|Climate conducive to consider resurrecting football at
By Dave Ritchie, Sports Editor
Sure, there are considerable hurdles that need to be cleared. And they've been well documented. But the time appears ripe for the return of Atlantic University Sport football at the University of New Brunswick.
It's been a long drought. Nearly 30 years in fact. It was in the fall of 1980 that then UNB athletic director Malcolm Early announced the sport would be suspended for a year. That was the spin, but the reality was pretty obvious. It was dead to rights.
To be fair, there were telltale signs that it was going to happen. The Red Bombers were at a low ebb. The team wasn't winning much. Beating the (Mount Allison) Mounties was the rallying cry towards the end.
The head coach, Jim Born, wanted out. The venue - College Field - was starting to show signs of wear and tear. The bleachers needed work. To hear players tell it, the turf was treacherous and needed a major overhaul.
Recruiting out of Quebec was becoming more difficult, and the impetus didn't seem to be there anymore.
High school football in New Brunswick consisted of five schools basically out of Moncton.
There was no presence in the capital region. In fact, it'd be another six years and a lot of angst for the Parents for Football before the sport would be introduced into Fredericton High School. There was nary a minor program in existence.
The city was about to get a professional hockey franchise - the AHL's Express - and people were getting on board for that.
So when it became official - the Bombers had indeed, bombed out - there was no hue and cry from the student body or city folks that the sport be spared.
The UNB football alumni didn't storm the athletic office demanding the head of the athletic director.
The school didn't come apart at the seams. It was business as usual.
And the sun continued to shine on those beautiful fall days.
OK, times have changed. Allowing for the notion that absence does make the heart grow fonder, it's fair to suggest the football climate has evolved in these regions.
For instance, there are 19 high schools playing Canadian-style football in the province, including three in the immediate region.
Have you been to a high school game lately? These kids are big. And better yet, they're good. So is the coaching.
A grad out of Leo Hayes (Josh Sacobie) is one of the most proficient passers in CIS history. A former FHSer (Sean Hickey) quarterbacked Mount Allison to its last Vanier Cup appearance. The punter on that team (Ron Squires) also played at FHS. Shawn Linden was a star slot back at McGill. Running back Dave Hickey racked up big yardage at St. Francis Xavier. Defensive end Josh Thomas was an All-Canadian at Acadia and likely would have been played pro ball if he hadn't hurt his hip.
Heck, Dan McCullough, who played his high school ball at FHS, is currently with the B.C. Lions in the Canadian Football League. At the risk of failing to mention the most obvious, suffice to say there are several former N.B. high schoolers playing (and excelling) in university ball these days.
What's made these kids even better are the solid grassroots programs now in effect. No longer are kids giving high school coaches the hairy eyeball when asked to assume a three-point stance. They know what that means now.
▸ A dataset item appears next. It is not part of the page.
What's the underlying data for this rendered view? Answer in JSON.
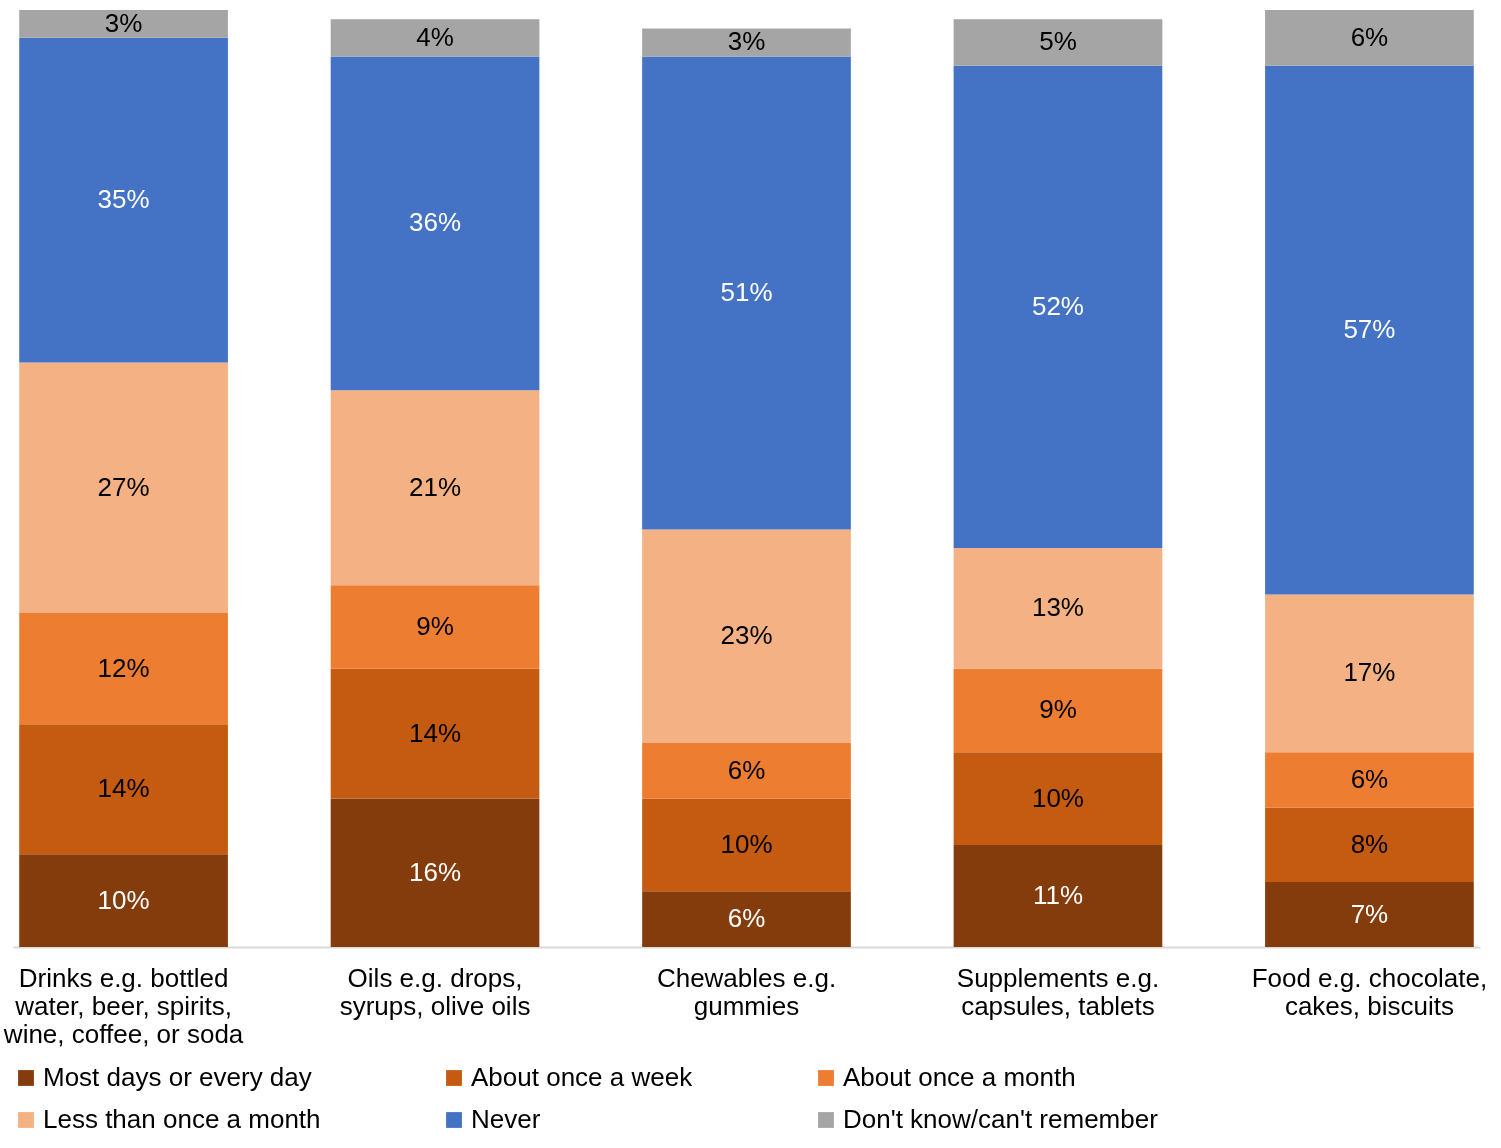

The Capital Area Minor Football Association offers programs for kids as young as seven all the way up to the bantam (14-15) level. There are senior teams in both men's and women's divisons operating out of the Capital Association and playing in Maritime Leagues.
In other words, football is now a big deal, from the youngster starting out to the high schooler looking to play university ball to mom and dad playing at the senior level.
We've touched on the merits of football as a sport generating school spirit. There's no better orientation session for incoming kids: gathering on a sunny Saturday afternoon in September watching your buddies play football. Check out the crowds for most other AUS sports. You've got alumni and city folks, but students are hard to find. Football in the AUS seems to have a more solid student following.
With just four teams, the Atlantic Conference would dearly love to have teams return to UNB and UPEI for instance. The rumour making the rounds is if UNB brings in a team, UPEI would follow, particularly with a new facility being built to accommodate the Canada Games being played there this summer.
UNB has its new turf field at Chapman replete with football markings. With the considerable upstart cost, it would have to be a Laval-type situation where a group outside of the school would finance the team.
Alumni types tell me there's such a group in place. And that once a team becomes reality, money won't be a problem.
Talk is cheap, of course.
But if there's a will, there's always a way.